Is “righteous indignation” righteous?

Righteous indignation. You’ve felt it.

It’s that burning anger that arises within you when a driver flies past you, crossing a double yellow line in a school zone, driving 30MPH over the speed limit, risking the lives of children.

But how do you know that your indignation is actually righteous? We all become indignant. Each of us occasionally mounts our moral high horse, glancing down our nose at those whom we categorize as wicked, chastising the moral evils we see in others. I’ve done it. So have you. But what if your moral high horse isn’t so moral? Would you even know it?

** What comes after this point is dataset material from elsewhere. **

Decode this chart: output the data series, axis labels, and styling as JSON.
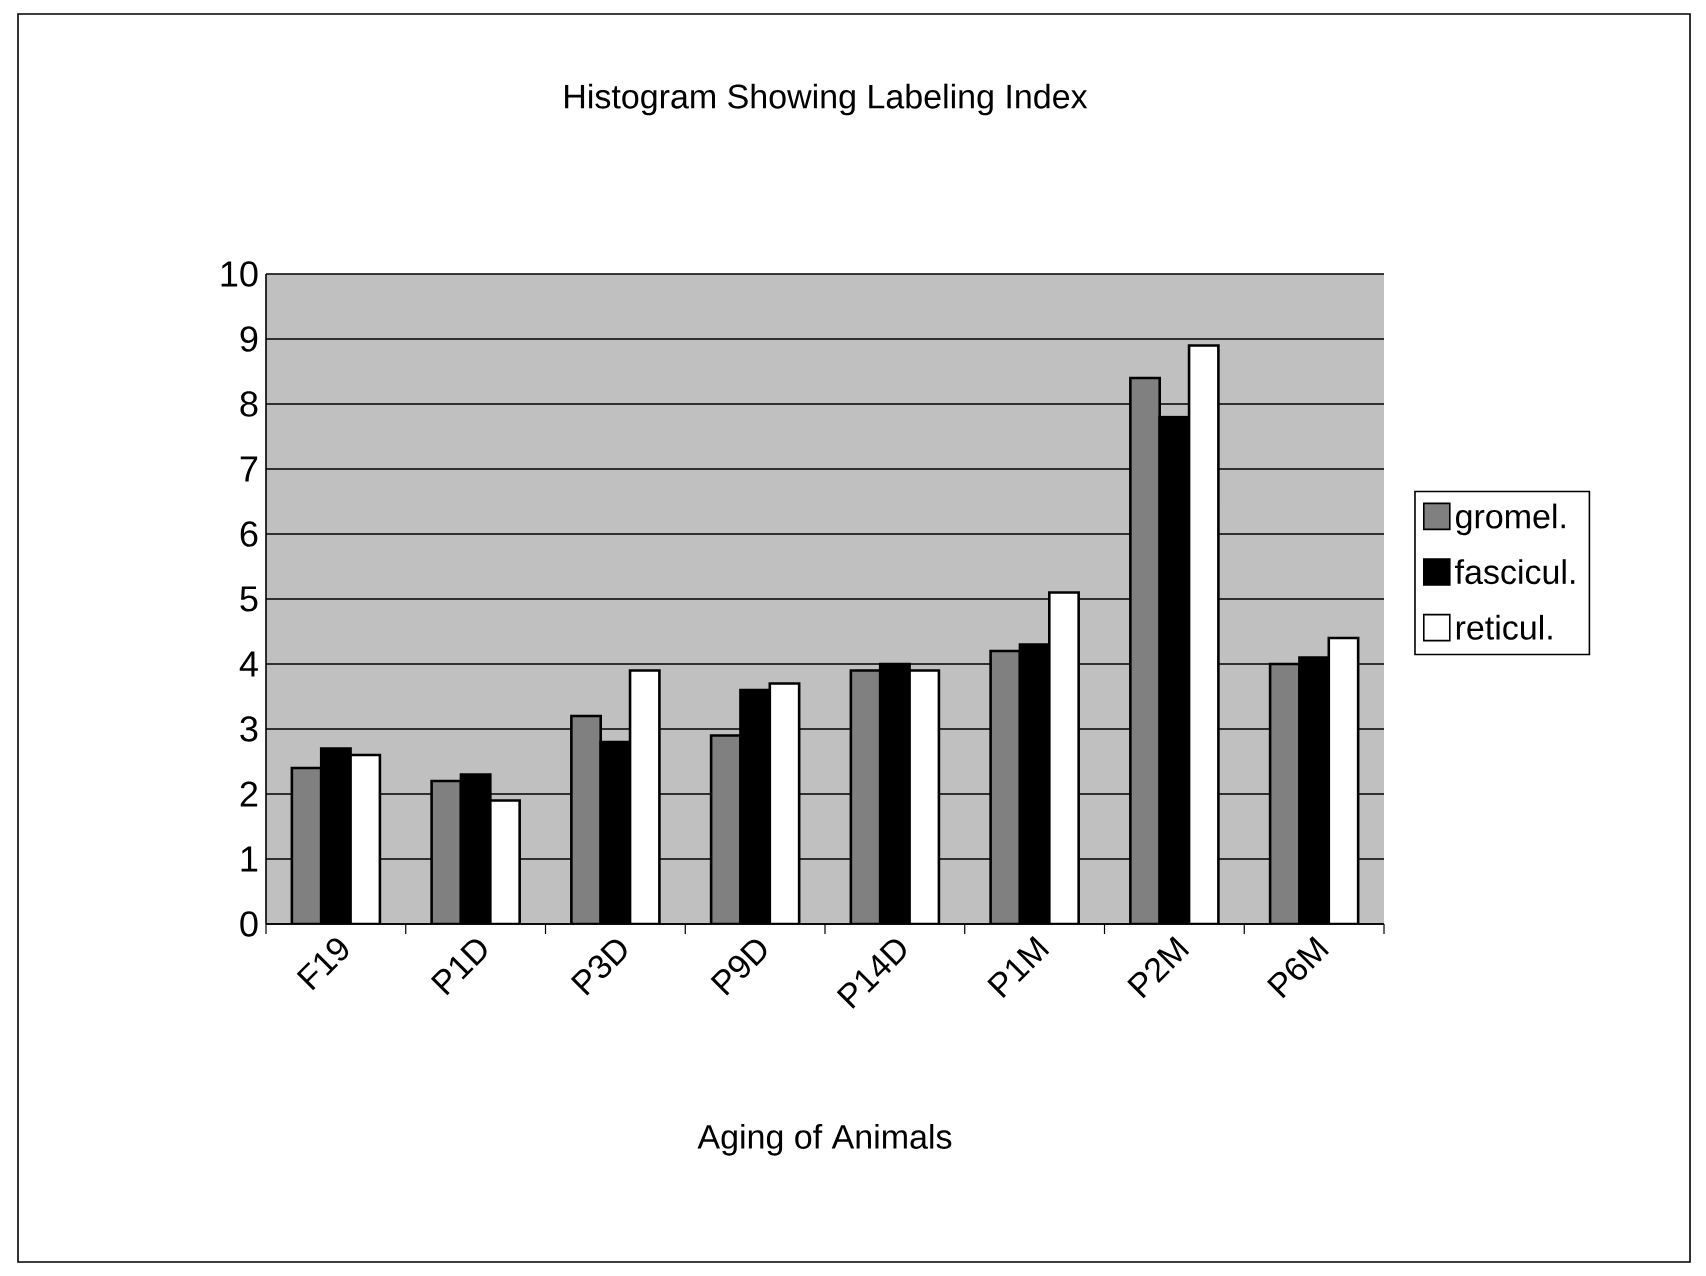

The conscience is a funny thing. Your conscience is your faculty of discerning moral evil. It accuses you when you’ve done wrong. It acquits you when you’ve done right. Your conscience produces righteous indignation when the driver flies you by because it believes that such behavior is wrong. But is your conscience infallible? Sadly, it isn’t.

Your conscience acts like a filter. It lets through thoughts, words, and behaviors that it believes to be good, true, and right, and it prohibits that which it believes to be evil, false, and wicked. But it only acts according to what it knows.

If you were raised in a home in which “doo-doo” was considered a bad word, your conscience will accuse you if you say it. It will also accuse others, believing them to be immoral in their use of words. You might even experience “righteous indignation” at what you perceive to be their crass speech. But if you grew up on a farm, and “shit” was simply the word that you and everybody else you knew—including the leaders at your church—used to describe animal waste, then you wouldn’t think twice about saying it. Your conscience would not accuse you or others.

Individual conscience therefore differs from person to person. What causes righteous indignation in one person may be perfectly acceptable to another. Who’s right?

If there is no God, then none of us ever has the right to exercise righteous indignation. You can only sit back and sigh, frustrated that the man who flies by you in the school zone has a conscience that is—in your opinion—like a colander whose holes are too big. It might work well to strain out big, bow-tie pasta, but its useless for straining small macaroni. But if there is no God, then there is no moral standard, and therefore no way other than personal conscience to determine evil. Then the man in the car isn’t really a jerk, and he’s not really wrong. He simply has a conscience that allows him to do something your conscience would reject. And who’s to say that you’re right and he’s wrong? When there is no moral standard, it’s awfully hard to find a moral high horse to mount.

But blessedly God is, and he alone determines right from wrong. The more you subject your conscience to the Word of God, the more it will function properly. The Bible shapes your conscience, like forming colander along biblical lines, cutting the holes precisely the right size in just the right number, such that your conscience more and more aligns with the character of God himself. The Scripture provides an unchanging moral standard by which to calibrate your conscience.

Proverbs 8:12 says, “The fear of the LORD is hatred of evil.” If you fear the LORD, righteous indignation will sometimes rise within your breast, and it ought to. For evil is real, and those who love the LORD hate it.

But before you mount your moral high horse, make sure it’s a biblical horse.